Katie Ledecky 15:08 World Short-Course Record In Cup 1500m Confirms What We’ve Known For A Pioneering Decade
A decade after her international breakthrough at the start of a stellar career as one off there all-time swimming greats, Katie Ledecky added a different kind of first to her pantheon at the World Cup in Toronto: with 15 World long-course records to her name over 400 (3), 800 (5) and 1500m (6) freestyle, the American now owns a global short-course standard.
Headlines instantly noted the fact that Ledecky smash the 1500m s/c mark by 10 seconds. Sensation, yes. Unexpected, no. The time: 15:08.24, inside the 15:18.01 set in 2019 by Germany’s Sarah Köhler, now Wellbrock since marrying Olympic marathon champion and training partner Florian Wellbrock.
Ledecky, the Olympic and World champion over 800 and 1500m freestyle now training at the Gators in Florida, very rarely swims short-course metres. For as long as we’ve know of her supreme aquatic abilities, it’s been obvious that if she ever swam a serious distance freestyle race in short-course metres, the high bar would be rattled upwards to the next peg.
Given that the sixth of her 1500m World records has stood at 15:20.48 since 2018; given that the gap between s/c and l/c bests of, for example, Gregorio Paltrinieri, the Italian 1500m Olympic champion of 2016, is 14:08.06 to 14:32.80 … Ledecky, in full taper mode (which she’s not) might well rattle the 15-minute mark in the little pool.

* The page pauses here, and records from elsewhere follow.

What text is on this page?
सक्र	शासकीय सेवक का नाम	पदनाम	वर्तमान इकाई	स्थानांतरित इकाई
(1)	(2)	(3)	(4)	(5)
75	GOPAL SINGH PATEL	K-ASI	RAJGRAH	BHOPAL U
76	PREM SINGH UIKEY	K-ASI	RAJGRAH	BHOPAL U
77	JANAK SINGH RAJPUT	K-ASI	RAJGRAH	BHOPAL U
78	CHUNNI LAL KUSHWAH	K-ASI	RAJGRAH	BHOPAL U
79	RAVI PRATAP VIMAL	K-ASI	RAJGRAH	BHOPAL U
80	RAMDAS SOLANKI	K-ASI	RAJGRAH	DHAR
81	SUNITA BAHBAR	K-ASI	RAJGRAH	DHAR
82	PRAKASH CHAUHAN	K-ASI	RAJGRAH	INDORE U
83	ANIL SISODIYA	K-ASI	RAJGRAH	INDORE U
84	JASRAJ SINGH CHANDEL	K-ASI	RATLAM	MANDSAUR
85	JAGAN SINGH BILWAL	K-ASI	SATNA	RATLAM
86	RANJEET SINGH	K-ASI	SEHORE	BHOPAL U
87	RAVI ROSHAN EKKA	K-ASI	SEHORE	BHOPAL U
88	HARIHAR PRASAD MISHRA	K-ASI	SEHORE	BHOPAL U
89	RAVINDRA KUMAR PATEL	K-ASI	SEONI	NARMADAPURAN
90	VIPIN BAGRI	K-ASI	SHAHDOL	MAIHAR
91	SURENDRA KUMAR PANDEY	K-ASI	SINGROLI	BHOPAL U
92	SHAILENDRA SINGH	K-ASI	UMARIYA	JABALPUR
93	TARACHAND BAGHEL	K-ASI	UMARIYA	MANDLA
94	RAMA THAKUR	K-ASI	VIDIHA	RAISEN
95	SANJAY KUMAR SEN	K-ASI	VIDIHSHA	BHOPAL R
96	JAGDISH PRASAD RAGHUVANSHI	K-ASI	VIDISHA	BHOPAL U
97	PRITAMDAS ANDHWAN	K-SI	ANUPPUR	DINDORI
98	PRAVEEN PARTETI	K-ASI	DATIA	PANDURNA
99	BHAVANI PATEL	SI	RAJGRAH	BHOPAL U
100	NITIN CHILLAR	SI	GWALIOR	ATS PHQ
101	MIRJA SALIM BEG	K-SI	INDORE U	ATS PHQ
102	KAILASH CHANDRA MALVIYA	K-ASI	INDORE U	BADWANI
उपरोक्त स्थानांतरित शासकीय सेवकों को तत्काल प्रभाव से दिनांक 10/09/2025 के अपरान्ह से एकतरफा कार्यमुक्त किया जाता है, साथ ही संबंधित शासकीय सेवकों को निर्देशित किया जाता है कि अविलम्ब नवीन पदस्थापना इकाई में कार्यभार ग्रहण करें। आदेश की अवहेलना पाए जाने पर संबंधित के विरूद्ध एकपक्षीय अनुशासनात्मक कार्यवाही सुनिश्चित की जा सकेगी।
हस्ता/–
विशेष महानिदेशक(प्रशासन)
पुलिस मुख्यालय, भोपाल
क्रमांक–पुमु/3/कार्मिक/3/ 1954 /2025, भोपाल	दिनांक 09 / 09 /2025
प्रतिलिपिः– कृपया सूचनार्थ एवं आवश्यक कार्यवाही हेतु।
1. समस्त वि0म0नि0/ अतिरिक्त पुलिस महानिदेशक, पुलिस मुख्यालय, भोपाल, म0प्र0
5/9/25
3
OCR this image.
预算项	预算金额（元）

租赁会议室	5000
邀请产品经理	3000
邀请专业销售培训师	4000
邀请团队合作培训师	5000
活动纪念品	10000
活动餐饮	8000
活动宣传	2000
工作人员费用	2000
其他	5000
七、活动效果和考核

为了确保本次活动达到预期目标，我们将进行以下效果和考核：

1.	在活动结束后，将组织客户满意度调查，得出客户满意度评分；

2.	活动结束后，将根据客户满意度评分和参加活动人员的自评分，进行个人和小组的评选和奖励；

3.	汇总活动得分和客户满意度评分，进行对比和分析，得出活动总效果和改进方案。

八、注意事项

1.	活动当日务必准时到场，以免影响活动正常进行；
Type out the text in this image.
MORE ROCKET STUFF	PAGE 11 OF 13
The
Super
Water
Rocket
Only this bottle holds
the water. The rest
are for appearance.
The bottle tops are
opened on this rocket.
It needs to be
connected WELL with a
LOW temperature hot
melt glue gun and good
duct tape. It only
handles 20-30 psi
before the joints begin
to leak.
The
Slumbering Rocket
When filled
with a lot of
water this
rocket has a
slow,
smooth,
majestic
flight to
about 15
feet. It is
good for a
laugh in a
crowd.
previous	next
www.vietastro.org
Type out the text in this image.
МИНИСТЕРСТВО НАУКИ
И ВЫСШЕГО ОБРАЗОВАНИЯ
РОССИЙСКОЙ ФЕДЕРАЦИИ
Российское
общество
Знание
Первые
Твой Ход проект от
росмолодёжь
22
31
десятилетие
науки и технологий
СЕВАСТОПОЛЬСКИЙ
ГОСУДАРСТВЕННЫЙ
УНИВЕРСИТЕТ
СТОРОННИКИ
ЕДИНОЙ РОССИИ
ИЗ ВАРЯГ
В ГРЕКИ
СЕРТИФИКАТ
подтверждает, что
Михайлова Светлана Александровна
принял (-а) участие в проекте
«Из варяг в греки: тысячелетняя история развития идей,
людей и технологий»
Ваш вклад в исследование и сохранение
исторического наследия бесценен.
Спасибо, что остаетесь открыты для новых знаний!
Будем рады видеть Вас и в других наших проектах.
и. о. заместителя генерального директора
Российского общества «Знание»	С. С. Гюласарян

“I didn’t have it as a set goal (to break the World Record),” Ledecky said the day after a 3:52.88, 0.08sec behind Canada’s Summer McIntosh, their times the No2 and 3 all-time s/c performances.
“I really didn’t know what to expect coming out of this meet, being my first meet of the season, taking most of August off, getting back into training rhythm, didn’t have any type of super preparation for this meet, just wanted to come in and race international swimmers being a meet in North American soil.”
Katie Ledecky – Photo by Patrick B. Kraemer
We hope she meant waters but that would be splitting hairs, which is what Ledecky did on the way to the 800m mark as she shadowed the 32-lap World-record pace of Spain’s Mireia Belmonte. The target was at 7:59.34, feet on the wall. Not quite there, though Ledecky did celebrated an American record of 8:00.58 and next weekend at the next round of the Cup will seek to become the third woman ever to race inside 8mins. The World record is on notice.
Katie Ledecky – 1500m Freestyle World S/C Record
Ledecky was not the only challenger chasing a Belmonte World record in Toronto. McIntosh set a World junior record of 4:21.49, having kept pace with the Spaniard’s pioneering effort to the 200m mark. The Canadian teenager fell off the pace on breaststroke and Belmonte’s 4:18.94 was in the safe zone by a comfortable margin.
Said McIntosh: “I knew that record was in reach just based on some things I’ve done in training especially my distance stuff has felt really good this fall. Walked into a pace and fell off a little bit towards the end probably. My stroke count was 16, pretty steady through maybe the 900, 1000, and jumped up to 17, 18 and I got a little worried, but I held it together to get the job done.”